Bay Boswell, General el-Burhan’ın ordunun yabancı destekçileriyle kilit muhatap olduğunu belirterek şunları ekledi: “Diğer generallerin, onun görevden alınmasının bu bağlara zarar verip vermeyeceğini tartması gerekebilir.”

Uzmanlar, çatışma yeni bir aşamaya girerken dış müdahale riskinin de arttığını söylüyor. Bunlar arasında otokratik liderinin Eylül ayında bir araya geldiği Eritre gibi komşu ülkeler de yer alıyor.

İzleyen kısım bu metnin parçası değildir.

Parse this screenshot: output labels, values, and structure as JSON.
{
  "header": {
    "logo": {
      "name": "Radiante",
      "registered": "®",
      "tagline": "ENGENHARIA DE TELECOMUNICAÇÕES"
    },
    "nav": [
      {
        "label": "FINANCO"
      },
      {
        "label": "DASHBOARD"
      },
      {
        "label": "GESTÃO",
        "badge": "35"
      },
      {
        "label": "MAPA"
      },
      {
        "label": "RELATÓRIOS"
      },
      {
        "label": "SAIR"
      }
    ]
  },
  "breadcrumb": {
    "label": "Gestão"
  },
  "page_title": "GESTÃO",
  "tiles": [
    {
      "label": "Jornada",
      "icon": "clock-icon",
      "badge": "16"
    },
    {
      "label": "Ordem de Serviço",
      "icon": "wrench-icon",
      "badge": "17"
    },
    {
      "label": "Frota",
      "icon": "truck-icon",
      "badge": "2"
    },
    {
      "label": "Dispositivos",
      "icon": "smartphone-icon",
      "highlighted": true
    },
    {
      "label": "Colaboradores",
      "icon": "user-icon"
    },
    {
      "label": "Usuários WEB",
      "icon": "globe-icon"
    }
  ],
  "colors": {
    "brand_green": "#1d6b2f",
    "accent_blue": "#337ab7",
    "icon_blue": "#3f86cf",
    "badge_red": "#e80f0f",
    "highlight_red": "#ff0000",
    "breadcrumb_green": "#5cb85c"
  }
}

Kasım Sudanlı ordu şefiyle.


Birleşik Arap Emirlikleri paramiliter güçlere silah ve tıbbi destek sağladı. Bu iddiaları reddediyorlar. İstikrarsızlaşmış bir Sudan, Kızıldeniz’in karşısında yer alan Suudi Arabistan için de endişe verici olacaktır.

Analist Bayan Khair, büyük bir bölgesel çatışmanın “sadece Sudan için değil, dünya için bir kabus senaryosu” olacağını söyledi.

Pek çok Sudanlı şimdilik yiyecek ve barınak bulabileceklerini umuyor. Bayan Elgunaid Çarşamba günü ateşle uyandığını ancak kaldığı köydeki eczanelerden hiçbirinin açık olmadığını söyledi. Telefon ve internet bağlantılarının yavaş olduğunu ve birçok kişinin hâlâ dışarıda uyuduğunu söyledi.

“Bundan sonra ne yapacağımız hakkında hiçbir fikrimiz yok” dedi. “Hepimiz kapana kısılmış hissediyoruz.”

Declan Walsh Demokratik Kongo Cumhuriyeti Kinşasa’dan raporlamaya katkı.